During narlaprevir dosing, there were no treatment discontinuations and no serious AEs. The most frequently reported AEs were gastrointestinal symptoms and influenza-like illness. Addition of PEG-IFN-α-2b to the treatment regimen increased the frequency of AEs, however, these AEs (flu-like symptoms) were consistent with those expected for pegylated
IFN. Combination with ritonavir did selleck screening library not significantly affect the AE profile. Most AEs reported in patients receiving narlaprevir were mild or moderate in severity. None of these moderate events was considered to be related to the study drug. Consistent with the results in healthy volunteers, narlaprevir appeared to be safe and well tolerated in all patients. The secondary objectives were to investigate the antiviral activity and pharmacokinetic profile of narlaprevir. Narlaprevir demonstrated a profound antiviral activity in both treatment-naïve and treatment-experienced patients. A rapid and persistent mean HCV-RNA decline of at least 4 log10 IU/mL was achieved in all patients whether narlaprevir was administered for 7 days alone or with ritonavir. HCV-RNA levels returned to baseline at the end of a 4-week washout period. During 14 days of treatment
with narlaprevir with or without ritonavir in combination with PEG-IFN-α-2b, plasma HCV-RNA levels declined in two phases: a rapid decline within the first day followed by a more gradual PLX3397 order viral decline thereafter. Four patients who received narlaprevir achieved undetectable HCV-RNA (<15 IU/mL) after 14 days. Follow-up treatment with PEG-IFN-α-2b and RBV resulted in high SVR rates of 81% (13/16) in treatment-naïve patients and 38% (6/16) in treatment-experienced patients treated with narlaprevir (with or without ritonavir). A rapid viral response was a strong positive predictor for SVR in treatment-naïve (9/9) and treatment-experienced patients (6/7).

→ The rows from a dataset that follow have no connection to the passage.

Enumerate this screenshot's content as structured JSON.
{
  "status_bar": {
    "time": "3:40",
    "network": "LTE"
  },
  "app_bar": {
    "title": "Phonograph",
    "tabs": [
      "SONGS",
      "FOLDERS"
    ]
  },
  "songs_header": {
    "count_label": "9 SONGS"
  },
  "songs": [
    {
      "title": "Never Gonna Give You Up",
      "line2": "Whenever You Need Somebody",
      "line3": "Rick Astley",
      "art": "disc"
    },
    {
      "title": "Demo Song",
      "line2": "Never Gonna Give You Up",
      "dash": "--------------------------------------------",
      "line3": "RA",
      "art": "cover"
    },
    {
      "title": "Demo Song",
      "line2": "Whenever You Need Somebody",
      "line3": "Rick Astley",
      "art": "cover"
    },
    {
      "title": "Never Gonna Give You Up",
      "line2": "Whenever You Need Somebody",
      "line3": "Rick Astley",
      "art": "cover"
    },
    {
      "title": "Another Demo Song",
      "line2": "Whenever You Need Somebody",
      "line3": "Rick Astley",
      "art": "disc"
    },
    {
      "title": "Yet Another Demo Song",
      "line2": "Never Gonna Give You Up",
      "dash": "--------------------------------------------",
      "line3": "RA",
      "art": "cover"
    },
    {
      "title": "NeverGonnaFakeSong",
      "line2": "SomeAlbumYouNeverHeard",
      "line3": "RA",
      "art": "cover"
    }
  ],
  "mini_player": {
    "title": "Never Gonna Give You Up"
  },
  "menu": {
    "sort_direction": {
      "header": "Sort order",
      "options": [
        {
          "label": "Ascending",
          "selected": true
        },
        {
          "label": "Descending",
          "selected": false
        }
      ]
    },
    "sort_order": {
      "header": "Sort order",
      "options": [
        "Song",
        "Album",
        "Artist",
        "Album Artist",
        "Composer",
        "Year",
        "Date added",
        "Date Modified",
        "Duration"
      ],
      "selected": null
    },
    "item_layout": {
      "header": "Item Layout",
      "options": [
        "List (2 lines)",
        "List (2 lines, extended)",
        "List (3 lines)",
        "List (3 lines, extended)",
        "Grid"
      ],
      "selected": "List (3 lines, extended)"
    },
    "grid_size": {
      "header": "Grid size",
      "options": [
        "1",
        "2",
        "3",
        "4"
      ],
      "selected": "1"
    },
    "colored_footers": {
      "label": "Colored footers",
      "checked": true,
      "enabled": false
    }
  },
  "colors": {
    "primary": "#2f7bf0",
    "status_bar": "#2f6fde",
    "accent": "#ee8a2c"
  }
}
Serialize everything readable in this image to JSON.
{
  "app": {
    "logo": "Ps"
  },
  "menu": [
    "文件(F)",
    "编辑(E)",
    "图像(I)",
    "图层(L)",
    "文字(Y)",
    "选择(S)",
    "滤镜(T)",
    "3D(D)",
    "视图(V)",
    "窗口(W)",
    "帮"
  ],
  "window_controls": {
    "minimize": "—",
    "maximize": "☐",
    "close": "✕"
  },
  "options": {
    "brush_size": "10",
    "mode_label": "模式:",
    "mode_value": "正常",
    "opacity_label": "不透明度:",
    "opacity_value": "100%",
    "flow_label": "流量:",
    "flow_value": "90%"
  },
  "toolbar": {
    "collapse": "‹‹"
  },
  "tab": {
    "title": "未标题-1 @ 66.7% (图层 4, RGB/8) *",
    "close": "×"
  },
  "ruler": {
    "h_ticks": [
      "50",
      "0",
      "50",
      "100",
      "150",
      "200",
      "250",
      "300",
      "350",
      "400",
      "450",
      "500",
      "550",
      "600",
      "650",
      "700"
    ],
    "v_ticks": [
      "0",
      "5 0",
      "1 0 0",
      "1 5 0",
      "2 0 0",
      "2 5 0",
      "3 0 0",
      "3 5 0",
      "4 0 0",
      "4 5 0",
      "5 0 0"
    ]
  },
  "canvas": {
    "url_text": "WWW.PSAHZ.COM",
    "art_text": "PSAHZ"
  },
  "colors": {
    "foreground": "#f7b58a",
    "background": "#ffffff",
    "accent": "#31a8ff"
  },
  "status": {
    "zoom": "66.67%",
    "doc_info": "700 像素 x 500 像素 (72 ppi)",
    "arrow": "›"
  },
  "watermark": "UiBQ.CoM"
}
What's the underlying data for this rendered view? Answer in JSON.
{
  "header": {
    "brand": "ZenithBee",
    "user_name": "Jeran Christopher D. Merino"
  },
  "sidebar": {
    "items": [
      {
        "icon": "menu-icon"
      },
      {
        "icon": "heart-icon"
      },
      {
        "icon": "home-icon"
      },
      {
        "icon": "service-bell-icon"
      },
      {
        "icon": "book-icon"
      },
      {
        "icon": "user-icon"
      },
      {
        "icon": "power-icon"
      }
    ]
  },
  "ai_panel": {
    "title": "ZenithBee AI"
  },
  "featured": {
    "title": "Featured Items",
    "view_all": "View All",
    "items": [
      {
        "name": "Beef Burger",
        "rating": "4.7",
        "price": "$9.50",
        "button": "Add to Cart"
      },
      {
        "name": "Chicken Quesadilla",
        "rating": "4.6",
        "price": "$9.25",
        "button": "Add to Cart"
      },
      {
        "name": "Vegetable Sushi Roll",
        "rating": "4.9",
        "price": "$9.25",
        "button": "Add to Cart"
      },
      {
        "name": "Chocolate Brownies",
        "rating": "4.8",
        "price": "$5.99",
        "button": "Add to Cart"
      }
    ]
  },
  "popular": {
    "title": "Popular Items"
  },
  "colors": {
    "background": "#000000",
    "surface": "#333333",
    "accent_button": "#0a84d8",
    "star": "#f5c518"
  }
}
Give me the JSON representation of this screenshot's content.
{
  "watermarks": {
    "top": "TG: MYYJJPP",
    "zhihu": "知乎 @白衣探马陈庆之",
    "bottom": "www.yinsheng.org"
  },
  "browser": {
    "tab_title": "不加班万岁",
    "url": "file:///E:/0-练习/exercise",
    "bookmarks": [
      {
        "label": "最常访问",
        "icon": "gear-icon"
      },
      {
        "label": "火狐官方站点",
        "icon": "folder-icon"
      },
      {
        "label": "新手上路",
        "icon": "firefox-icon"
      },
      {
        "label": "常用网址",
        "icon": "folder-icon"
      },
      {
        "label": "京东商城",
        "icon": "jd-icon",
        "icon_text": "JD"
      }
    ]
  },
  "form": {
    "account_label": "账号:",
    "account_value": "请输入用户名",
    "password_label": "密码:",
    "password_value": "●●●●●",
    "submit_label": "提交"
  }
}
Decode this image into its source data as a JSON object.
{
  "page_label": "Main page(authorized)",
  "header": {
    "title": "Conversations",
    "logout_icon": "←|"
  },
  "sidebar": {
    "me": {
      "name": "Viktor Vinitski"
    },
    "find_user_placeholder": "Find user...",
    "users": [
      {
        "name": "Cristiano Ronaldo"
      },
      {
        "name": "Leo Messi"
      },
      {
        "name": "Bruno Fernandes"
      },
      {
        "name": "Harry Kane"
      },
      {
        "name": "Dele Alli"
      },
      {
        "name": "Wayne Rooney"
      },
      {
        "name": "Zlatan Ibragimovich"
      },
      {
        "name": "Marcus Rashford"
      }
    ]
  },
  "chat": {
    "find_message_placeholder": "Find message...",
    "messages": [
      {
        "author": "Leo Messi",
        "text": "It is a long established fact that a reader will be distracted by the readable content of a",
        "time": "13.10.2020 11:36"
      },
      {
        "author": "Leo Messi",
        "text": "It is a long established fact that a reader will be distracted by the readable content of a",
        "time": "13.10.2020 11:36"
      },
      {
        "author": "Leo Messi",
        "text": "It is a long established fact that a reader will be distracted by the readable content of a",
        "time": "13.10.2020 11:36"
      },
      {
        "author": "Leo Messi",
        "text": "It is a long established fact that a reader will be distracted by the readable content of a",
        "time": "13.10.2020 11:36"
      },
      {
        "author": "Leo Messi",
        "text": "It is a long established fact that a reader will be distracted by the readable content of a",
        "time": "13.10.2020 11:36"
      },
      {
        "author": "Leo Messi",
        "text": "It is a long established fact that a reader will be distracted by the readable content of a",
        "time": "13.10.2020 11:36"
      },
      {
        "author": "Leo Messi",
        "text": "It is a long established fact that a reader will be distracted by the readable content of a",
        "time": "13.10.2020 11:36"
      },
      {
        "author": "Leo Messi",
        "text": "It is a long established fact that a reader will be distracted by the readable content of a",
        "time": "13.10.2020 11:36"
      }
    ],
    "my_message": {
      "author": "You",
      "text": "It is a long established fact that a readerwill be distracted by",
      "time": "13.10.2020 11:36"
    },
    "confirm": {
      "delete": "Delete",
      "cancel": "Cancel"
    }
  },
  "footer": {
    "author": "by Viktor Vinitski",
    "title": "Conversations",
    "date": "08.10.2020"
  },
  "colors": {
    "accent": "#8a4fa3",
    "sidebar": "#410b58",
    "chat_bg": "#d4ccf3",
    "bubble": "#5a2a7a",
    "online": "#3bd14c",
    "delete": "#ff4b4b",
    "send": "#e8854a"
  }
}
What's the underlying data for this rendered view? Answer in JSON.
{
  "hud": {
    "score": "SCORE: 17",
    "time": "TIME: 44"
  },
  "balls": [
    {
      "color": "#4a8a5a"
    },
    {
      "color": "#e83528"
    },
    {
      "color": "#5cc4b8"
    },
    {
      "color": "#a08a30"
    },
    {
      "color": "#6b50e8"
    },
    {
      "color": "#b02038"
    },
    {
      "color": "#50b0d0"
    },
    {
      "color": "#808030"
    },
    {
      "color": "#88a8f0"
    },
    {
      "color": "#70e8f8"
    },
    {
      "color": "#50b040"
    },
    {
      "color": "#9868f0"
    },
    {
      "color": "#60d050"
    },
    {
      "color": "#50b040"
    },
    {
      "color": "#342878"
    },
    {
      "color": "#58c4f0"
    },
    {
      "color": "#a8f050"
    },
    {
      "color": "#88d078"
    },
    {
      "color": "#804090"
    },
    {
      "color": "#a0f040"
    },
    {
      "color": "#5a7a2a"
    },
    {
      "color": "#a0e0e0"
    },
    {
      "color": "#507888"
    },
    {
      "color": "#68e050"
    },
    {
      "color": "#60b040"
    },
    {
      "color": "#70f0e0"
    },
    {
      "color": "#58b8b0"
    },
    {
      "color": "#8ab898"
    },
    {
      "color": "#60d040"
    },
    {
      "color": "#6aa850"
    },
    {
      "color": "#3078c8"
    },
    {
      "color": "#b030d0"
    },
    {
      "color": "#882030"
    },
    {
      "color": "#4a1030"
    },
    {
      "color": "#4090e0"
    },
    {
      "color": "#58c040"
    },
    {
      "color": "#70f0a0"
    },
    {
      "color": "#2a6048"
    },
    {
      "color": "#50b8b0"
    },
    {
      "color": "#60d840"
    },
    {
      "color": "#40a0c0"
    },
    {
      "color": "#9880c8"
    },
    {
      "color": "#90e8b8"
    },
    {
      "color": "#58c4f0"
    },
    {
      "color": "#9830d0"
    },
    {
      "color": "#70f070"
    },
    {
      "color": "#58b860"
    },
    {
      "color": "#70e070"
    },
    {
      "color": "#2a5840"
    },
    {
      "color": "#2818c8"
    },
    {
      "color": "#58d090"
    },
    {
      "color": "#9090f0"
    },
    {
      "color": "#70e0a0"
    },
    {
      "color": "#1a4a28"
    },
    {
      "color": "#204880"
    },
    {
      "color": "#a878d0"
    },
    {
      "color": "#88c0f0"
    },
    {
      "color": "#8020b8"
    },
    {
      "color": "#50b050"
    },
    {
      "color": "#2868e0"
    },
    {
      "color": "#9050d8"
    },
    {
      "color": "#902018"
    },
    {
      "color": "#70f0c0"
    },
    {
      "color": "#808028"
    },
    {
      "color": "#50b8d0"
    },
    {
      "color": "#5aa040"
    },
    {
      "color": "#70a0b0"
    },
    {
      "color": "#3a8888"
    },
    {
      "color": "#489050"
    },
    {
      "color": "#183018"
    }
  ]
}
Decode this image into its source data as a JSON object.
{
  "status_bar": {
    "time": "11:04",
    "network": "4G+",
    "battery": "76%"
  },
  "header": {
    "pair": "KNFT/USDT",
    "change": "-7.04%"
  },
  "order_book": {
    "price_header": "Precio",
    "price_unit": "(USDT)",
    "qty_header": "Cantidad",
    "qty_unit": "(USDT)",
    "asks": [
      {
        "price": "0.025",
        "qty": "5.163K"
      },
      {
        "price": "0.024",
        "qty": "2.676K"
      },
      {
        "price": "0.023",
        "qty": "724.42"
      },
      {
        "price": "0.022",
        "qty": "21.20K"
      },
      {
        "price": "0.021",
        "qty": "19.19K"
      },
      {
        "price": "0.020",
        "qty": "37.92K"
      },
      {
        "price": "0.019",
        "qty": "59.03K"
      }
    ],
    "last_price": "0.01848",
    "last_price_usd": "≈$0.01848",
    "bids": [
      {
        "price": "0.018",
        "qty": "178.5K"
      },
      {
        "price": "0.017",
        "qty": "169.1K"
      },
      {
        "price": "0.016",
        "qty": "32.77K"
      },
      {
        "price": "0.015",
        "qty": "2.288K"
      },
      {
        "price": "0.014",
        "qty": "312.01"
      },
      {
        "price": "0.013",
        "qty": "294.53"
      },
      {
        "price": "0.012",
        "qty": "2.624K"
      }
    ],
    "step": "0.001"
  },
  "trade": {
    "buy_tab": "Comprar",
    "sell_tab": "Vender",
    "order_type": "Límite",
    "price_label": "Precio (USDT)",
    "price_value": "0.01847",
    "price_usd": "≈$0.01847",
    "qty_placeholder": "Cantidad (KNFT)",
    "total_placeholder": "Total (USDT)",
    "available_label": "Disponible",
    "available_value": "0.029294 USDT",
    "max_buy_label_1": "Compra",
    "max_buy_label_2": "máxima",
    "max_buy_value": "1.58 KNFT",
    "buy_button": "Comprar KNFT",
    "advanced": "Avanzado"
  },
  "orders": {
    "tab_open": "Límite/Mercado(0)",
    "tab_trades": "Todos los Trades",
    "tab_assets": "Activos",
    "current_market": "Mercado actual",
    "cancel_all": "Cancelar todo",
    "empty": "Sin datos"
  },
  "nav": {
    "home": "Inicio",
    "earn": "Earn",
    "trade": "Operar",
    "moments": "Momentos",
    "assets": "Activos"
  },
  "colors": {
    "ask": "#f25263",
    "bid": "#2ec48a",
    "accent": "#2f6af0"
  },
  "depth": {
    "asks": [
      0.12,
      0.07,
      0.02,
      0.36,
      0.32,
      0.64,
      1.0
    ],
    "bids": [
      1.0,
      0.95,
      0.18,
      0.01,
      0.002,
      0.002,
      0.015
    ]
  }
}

These results demonstrate that the rapid and profound decline in HCV-RNA that was observed after a short initial period (14 days) of narlaprevir dosing could result in an increased RVR rate and subsequently an increased SVR rate in both treatment-naïve Palmatine and treatment-experienced patients compared with regular SOC.4, 5, 20 This finding suggests that SVR rates may be further enhanced when the dosing period of narlaprevir is extended to a 12-week regimen, which is currently being assessed in a phase 2a trial.21 The pharmacokinetic objective of this study was to generate a mean Cmin at least five- to 10-fold above the replicon assay EC90 value of 40 nM (≈28 ng/mL). Analysis of the pharmacokinetic profile of narlaprevir monotherapy revealed plasma concentrations at least six times the EC90 at trough in all treatment groups after a 7-day dosing period. A quartile distribution of median Cmin of 170, 296, 1,150, and 1,725 ng/mL represented a median Cmin six- to 62-fold higher than the EC90 for narlaprevir.